Since the problem provides the information that the wave reaches the height of 10 m, you need to substitute 10 for `h(t) ` in the given equation `h(t) = 10sin(pi/8 - t)` such that:

`10 = 10sin(pi/8 - t)`

You need to divide by 10 such that:

`1 = sin(pi/8 - t) => pi/8 - t = (-1)^n*sin^(-1) (1) + n*pi`

`pi/8 - t = (-1)^n*(pi/2) + n*pi`

`-t = (-1)^n*(pi/2) + n*pi - pi/8`

`t = (-1)^(n+1)*(pi/2)- n*pi+ pi/8`

You need to consider n having an odd value, such that:

`t = pi/2 - (2k+1)*pi + pi/8 => t = 5pi/8 - pi - 2k*pi`

`t = (5pi - 8pi)/8 - 2k*pi => t = -(3pi)/8 - 2k*pi`

You need to consider n having an even value, such that:

`t = -pi/2 - 2k*pi + pi/8 => t = -(3pi)/8 - 2k*pi`

**Hence, evaluating the general solution to the given equation yields `t = -(3pi)/8 - 2k*pi` .**

From this graph you can see that sine is equal to 1 in `pi/2`, if we were looking where sine si equal to -1 we would have `-pi/2` etc. You can also look at that on trigonometric circle (unit circle).

You got it right.

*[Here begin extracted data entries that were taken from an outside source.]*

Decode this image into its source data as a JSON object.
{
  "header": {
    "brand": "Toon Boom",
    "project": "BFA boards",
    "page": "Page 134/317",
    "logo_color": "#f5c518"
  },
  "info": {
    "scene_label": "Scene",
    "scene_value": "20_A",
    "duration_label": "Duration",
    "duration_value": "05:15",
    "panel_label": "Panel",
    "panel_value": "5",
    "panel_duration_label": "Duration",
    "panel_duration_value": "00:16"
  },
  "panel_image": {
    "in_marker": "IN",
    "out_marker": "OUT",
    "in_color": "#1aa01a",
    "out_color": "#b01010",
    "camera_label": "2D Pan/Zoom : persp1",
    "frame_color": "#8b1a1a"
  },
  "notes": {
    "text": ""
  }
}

You have equation

`10sin(pi/8-t)=10` Now devide whole equation by 10.

`sin(pi/8-t)=1`

Now ask youself where is sine equal to 1? ` ` Sine is equal to 1 in `pi/2+2k pi` ,`k inZZ`. So we have:

`pi/8-t=pi/2+2kpi`

` ` `-t=-pi/8+pi/2+2kpi`

`t=-(3 pi)/8+2kpi`

Since time can only be positive we are interested only in positive values of `t.` So for `k=1` we get our **solution**:

`t=-(3pi)/8+2pi=(13 pi)/8`min

`2 pi`minutes after that wave would again reach the height of 10 meters and again `2pi`minutes after that etc.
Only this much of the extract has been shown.